Continuous Integration

To contribute to the code base of HydPy, you need a copy of its sources (a separate fork, see section Version control). The existence of multiple copies of the same code bears the danger of integration problems due to incompatible changes. An obvious problem is when two developers introduce different changes to the same code lines. However, even untuned changes in separate code sections can break functionalities. As a means to reduce such risks, different working copies should be synchronised “continuously”. Taking the code changes of colleagues into account as often as possible decreases the likelihood of simultaneous changes to the same code sections and keeps the complexity of possible conflicts to a minimum.

The online development of HydPy relies, besides GitHub, on Travis CI and AppVeyor. Both are a hosted, distributed continuous integration services. They are configured to check and eventually release new HydPy versions in different ways. Each time someone suggests changes to the hydpy repository, either via a direct commit or a pull request (see section Version control), GitHub sends a message to the servers of Travis CI and AppVeyor. They then download the new source code, examine it, and log their results to the Travis log-page and the AppVeyor log-page, respectively.

travis.yml defines the following Travis CI workflow:

  • Download and install all HydPy dependencies on the Debian based Linux operating system Ubuntu separately for each currently supported CPython version.
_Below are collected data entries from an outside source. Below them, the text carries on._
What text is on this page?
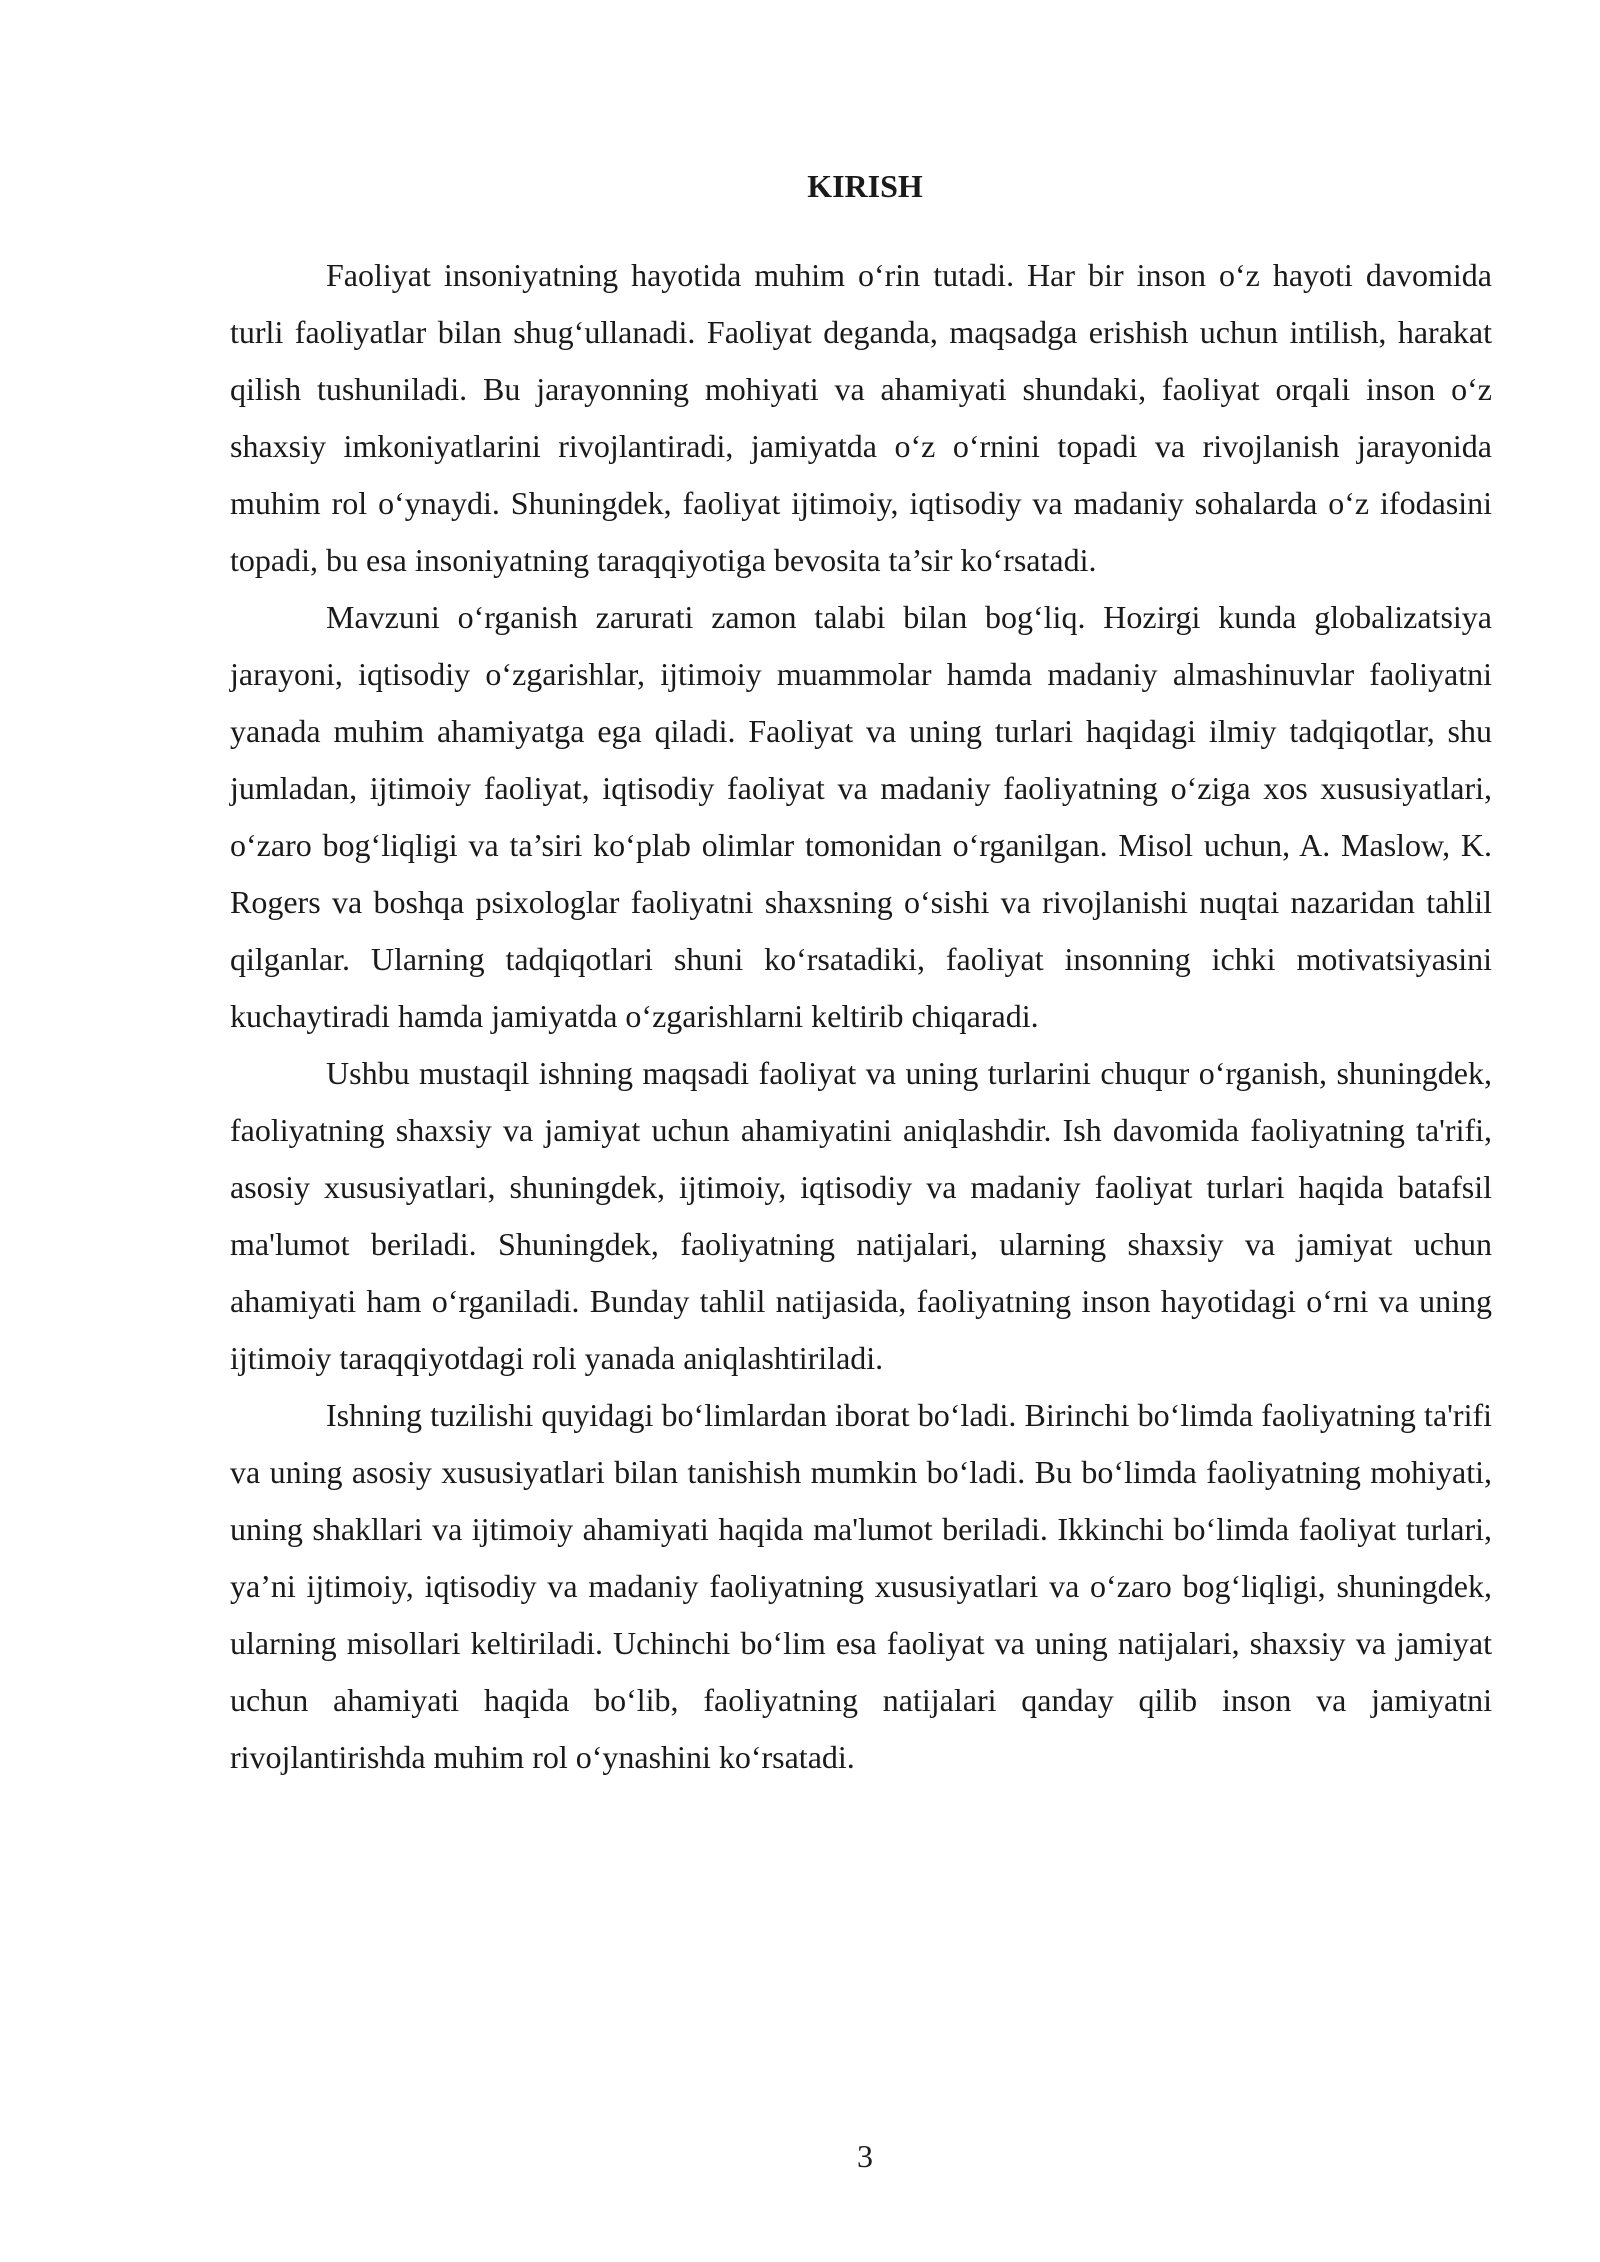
KIRISH

Faoliyat insoniyatning hayotida muhim o‘rin tutadi. Har bir inson o‘z hayoti davomida turli faoliyatlar bilan shug‘ullanadi. Faoliyat deganda, maqsadga erishish uchun intilish, harakat qilish tushuniladi. Bu jarayonning mohiyati va ahamiyati shundaki, faoliyat orqali inson o‘z shaxsiy imkoniyatlarini rivojlantiradi, jamiyatda o‘z o‘rnini topadi va rivojlanish jarayonida muhim rol o‘ynaydi. Shuningdek, faoliyat ijtimoiy, iqtisodiy va madaniy sohalarda o‘z ifodasini topadi, bu esa insoniyatning taraqqiyotiga bevosita ta’sir ko‘rsatadi.

Mavzuni o‘rganish zarurati zamon talabi bilan bog‘liq. Hozirgi kunda globalizatsiya jarayoni, iqtisodiy o‘zgarishlar, ijtimoiy muammolar hamda madaniy almashinuvlar faoliyatni yanada muhim ahamiyatga ega qiladi. Faoliyat va uning turlari haqidagi ilmiy tadqiqotlar, shu jumladan, ijtimoiy faoliyat, iqtisodiy faoliyat va madaniy faoliyatning o‘ziga xos xususiyatlari, o‘zaro bog‘liqligi va ta’siri ko‘plab olimlar tomonidan o‘rganilgan. Misol uchun, A. Maslow, K. Rogers va boshqa psixologlar faoliyatni shaxsning o‘sishi va rivojlanishi nuqtai nazaridan tahlil qilganlar. Ularning tadqiqotlari shuni ko‘rsatadiki, faoliyat insonning ichki motivatsiyasini kuchaytiradi hamda jamiyatda o‘zgarishlarni keltirib chiqaradi.

Ushbu mustaqil ishning maqsadi faoliyat va uning turlarini chuqur o‘rganish, shuningdek, faoliyatning shaxsiy va jamiyat uchun ahamiyatini aniqlashdir. Ish davomida faoliyatning ta'rifi, asosiy xususiyatlari, shuningdek, ijtimoiy, iqtisodiy va madaniy faoliyat turlari haqida batafsil ma'lumot beriladi. Shuningdek, faoliyatning natijalari, ularning shaxsiy va jamiyat uchun ahamiyati ham o‘rganiladi. Bunday tahlil natijasida, faoliyatning inson hayotidagi o‘rni va uning ijtimoiy taraqqiyotdagi roli yanada aniqlashtiriladi.

Ishning tuzilishi quyidagi bo‘limlardan iborat bo‘ladi. Birinchi bo‘limda faoliyatning ta'rifi va uning asosiy xususiyatlari bilan tanishish mumkin bo‘ladi. Bu bo‘limda faoliyatning mohiyati, uning shakllari va ijtimoiy ahamiyati haqida ma'lumot beriladi. Ikkinchi bo‘limda faoliyat turlari, ya’ni ijtimoiy, iqtisodiy va madaniy faoliyatning xususiyatlari va o‘zaro bog‘liqligi, shuningdek, ularning misollari keltiriladi. Uchinchi bo‘lim esa faoliyat va uning natijalari, shaxsiy va jamiyat uchun ahamiyati haqida bo‘lib, faoliyatning natijalari qanday qilib inson va jamiyatni rivojlantirishda muhim rol o‘ynashini ko‘rsatadi.

3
  • Call setup.py to copy HydPy to the site-packages folder and build some additional files (e.g. Dynamic Link Library files). For reasons of measuring code coverage, setup.py also triggers all “conventional” unit tests and doctests.
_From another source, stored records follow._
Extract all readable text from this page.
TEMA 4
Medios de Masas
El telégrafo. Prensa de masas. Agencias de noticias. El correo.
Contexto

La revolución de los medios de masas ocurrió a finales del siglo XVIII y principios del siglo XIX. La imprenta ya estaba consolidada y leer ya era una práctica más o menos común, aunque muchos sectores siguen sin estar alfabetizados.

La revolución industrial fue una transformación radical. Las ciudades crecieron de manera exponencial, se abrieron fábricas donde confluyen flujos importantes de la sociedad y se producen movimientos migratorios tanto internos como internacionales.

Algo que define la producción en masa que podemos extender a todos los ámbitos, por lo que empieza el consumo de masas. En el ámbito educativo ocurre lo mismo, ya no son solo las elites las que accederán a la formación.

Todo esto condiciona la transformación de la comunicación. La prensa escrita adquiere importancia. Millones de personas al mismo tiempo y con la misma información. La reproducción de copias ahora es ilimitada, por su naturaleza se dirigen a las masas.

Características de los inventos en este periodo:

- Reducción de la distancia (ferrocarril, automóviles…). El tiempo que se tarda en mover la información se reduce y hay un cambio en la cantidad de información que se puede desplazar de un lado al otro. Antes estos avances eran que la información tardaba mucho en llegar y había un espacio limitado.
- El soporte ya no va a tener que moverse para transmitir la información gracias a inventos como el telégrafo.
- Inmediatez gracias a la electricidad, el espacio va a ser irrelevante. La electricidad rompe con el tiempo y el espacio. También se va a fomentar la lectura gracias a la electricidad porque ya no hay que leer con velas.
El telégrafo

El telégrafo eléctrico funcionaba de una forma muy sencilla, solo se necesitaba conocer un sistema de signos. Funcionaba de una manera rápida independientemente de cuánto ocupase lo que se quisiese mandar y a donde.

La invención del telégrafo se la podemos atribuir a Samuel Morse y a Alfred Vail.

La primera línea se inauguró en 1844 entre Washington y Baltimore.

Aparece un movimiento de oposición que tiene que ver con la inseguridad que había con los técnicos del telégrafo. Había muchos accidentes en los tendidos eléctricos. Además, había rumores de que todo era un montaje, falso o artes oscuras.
  • Prepare a test coverage report (see section Tests & documentation).

  • Generate the online documentation (for the latest stable Python version).

  • Publish the online documentation on GitHub pages in case the build process succeeded, all tests passed, and no formatting errors or wrong links corrupted the documentation. Additionally, the evaluated branch must be the master branch.
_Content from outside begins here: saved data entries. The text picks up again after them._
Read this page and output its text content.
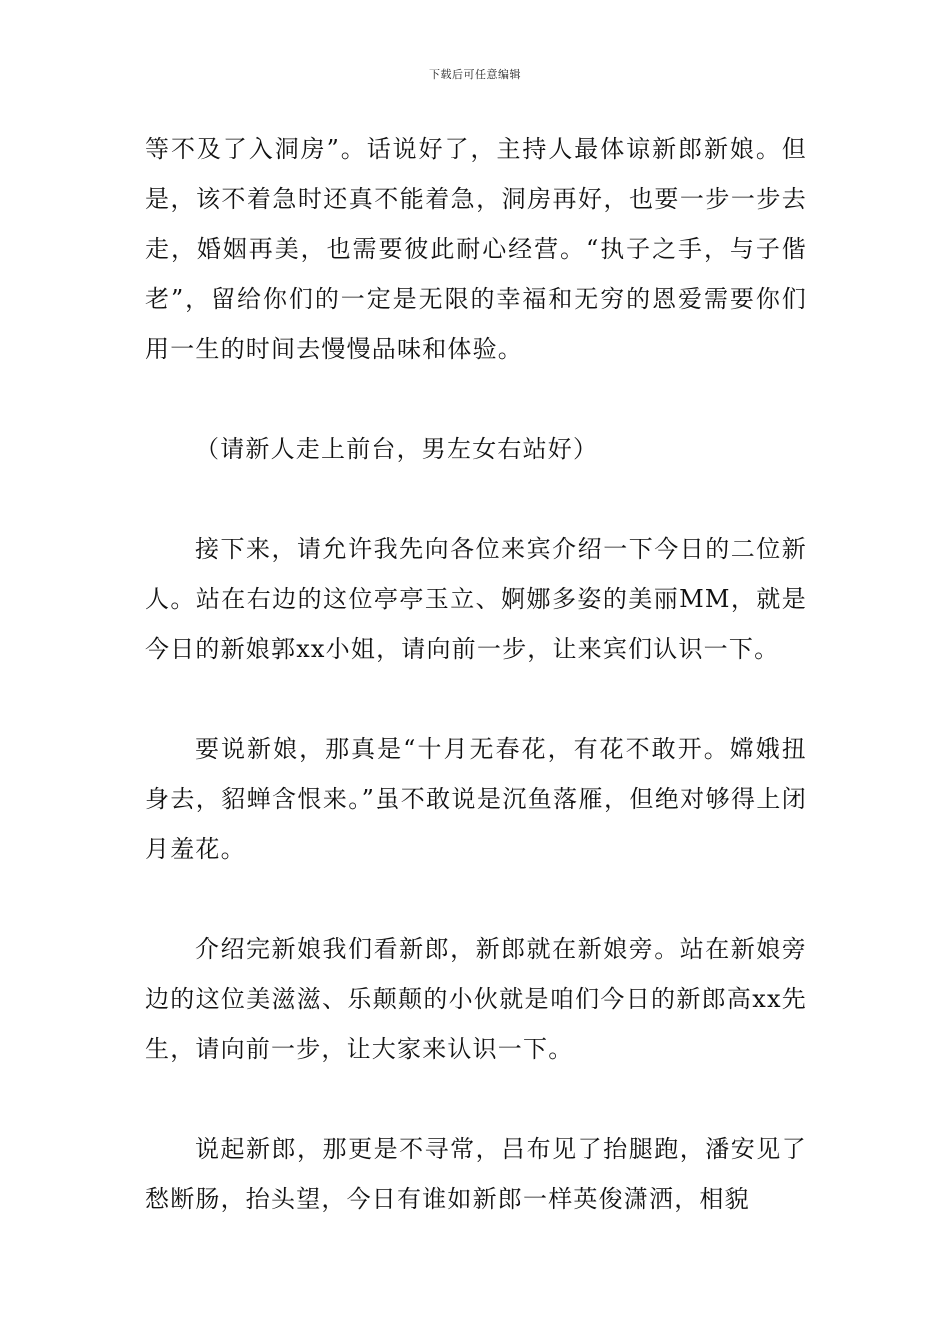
下载后可任意编辑

等不及了入洞房”。话说好了，主持人最体谅新郎新娘。但是，该不着急时还真不能着急，洞房再好，也要一步一步去走，婚姻再美，也需要彼此耐心经营。“执子之手，与子偕老”，留给你们的一定是无限的幸福和无穷的恩爱需要你们用一生的时间去慢慢品味和体验。

（请新人走上前台，男左女右站好）

接下来，请允许我先向各位来宾介绍一下今日的二位新人。站在右边的这位亭亭玉立、婀娜多姿的美丽MM，就是今日的新娘郭xx小姐，请向前一步，让来宾们认识一下。

要说新娘，那真是“十月无春花，有花不敢开。嫦娥扭身去，貂蝉含恨来。”虽不敢说是沉鱼落雁，但绝对够得上闭月羞花。

介绍完新娘我们看新郎，新郎就在新娘旁。站在新娘旁边的这位美滋滋、乐颠颠的小伙就是咱们今日的新郎高xx先生，请向前一步，让大家来认识一下。

说起新郎，那更是不寻常，吕布见了抬腿跑，潘安见了愁断肠，抬头望，今日有谁如新郎一样英俊潇洒，相貌
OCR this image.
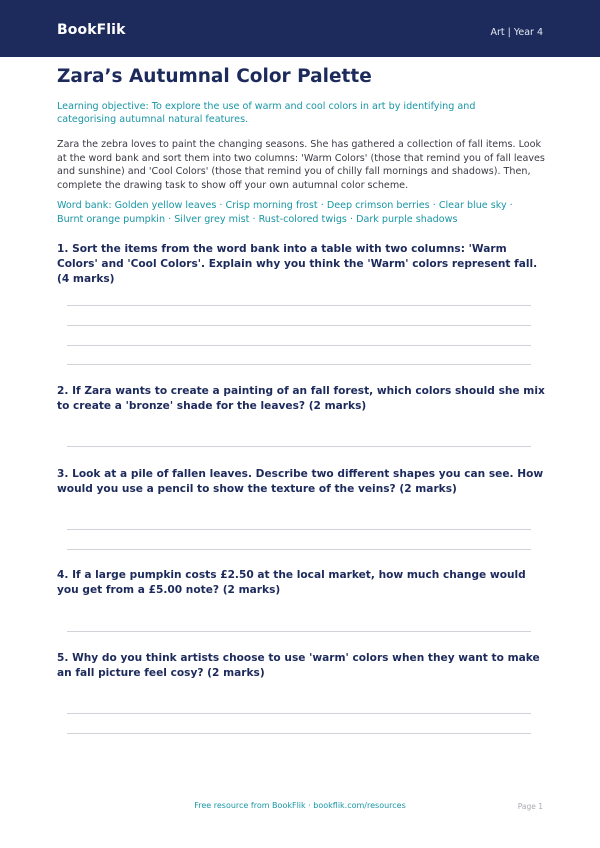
BookFlik	Art | Year 4
Zara’s Autumnal Color Palette
Learning objective: To explore the use of warm and cool colors in art by identifying and categorising autumnal natural features.
Zara the zebra loves to paint the changing seasons. She has gathered a collection of fall items. Look at the word bank and sort them into two columns: 'Warm Colors' (those that remind you of fall leaves and sunshine) and 'Cool Colors' (those that remind you of chilly fall mornings and shadows). Then, complete the drawing task to show off your own autumnal color scheme.
Word bank: Golden yellow leaves · Crisp morning frost · Deep crimson berries · Clear blue sky · Burnt orange pumpkin · Silver grey mist · Rust-colored twigs · Dark purple shadows
1. Sort the items from the word bank into a table with two columns: 'Warm Colors' and 'Cool Colors'. Explain why you think the 'Warm' colors represent fall. (4 marks)
2. If Zara wants to create a painting of an fall forest, which colors should she mix to create a 'bronze' shade for the leaves? (2 marks)
3. Look at a pile of fallen leaves. Describe two different shapes you can see. How would you use a pencil to show the texture of the veins? (2 marks)
4. If a large pumpkin costs £2.50 at the local market, how much change would you get from a £5.00 note? (2 marks)
5. Why do you think artists choose to use 'warm' colors when they want to make an fall picture feel cosy? (2 marks)
Free resource from BookFlik · bookflik.com/resources	Page 1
The workflow defined by appveyour.yml is as follows:

  • As on Travis CI, download and install all HydPy dependencies for each supported CPython version, but on Windows Server instead of Linux.

  • As on Travis CI, call setup.py to install HydPy, but do not measure code coverage.

  • Create binary distributions for the respective Python versions based on the extension files generated in the last step.

  • Remove the already installed files, reinstall HydPy based on the new binary distributions, and apply all tests.

  • Make all artefacts available (currently, besides the binary distributions, the automatically generated XML schema files).

  • Upload the binary distributions to the Python Package Index for tagged commits in case all tests passed.

Together, both continuous integration services capture a wide range of possible problems, not only addressing the implemented hydrological models, but also the release and documentation cycles. If applied regularly, chances are good to trace unexpected errors to specific code changes. Additionally, Travis CI and AppVeyor help you to decide if contributions by colleagues are mature enough to be merged in your code.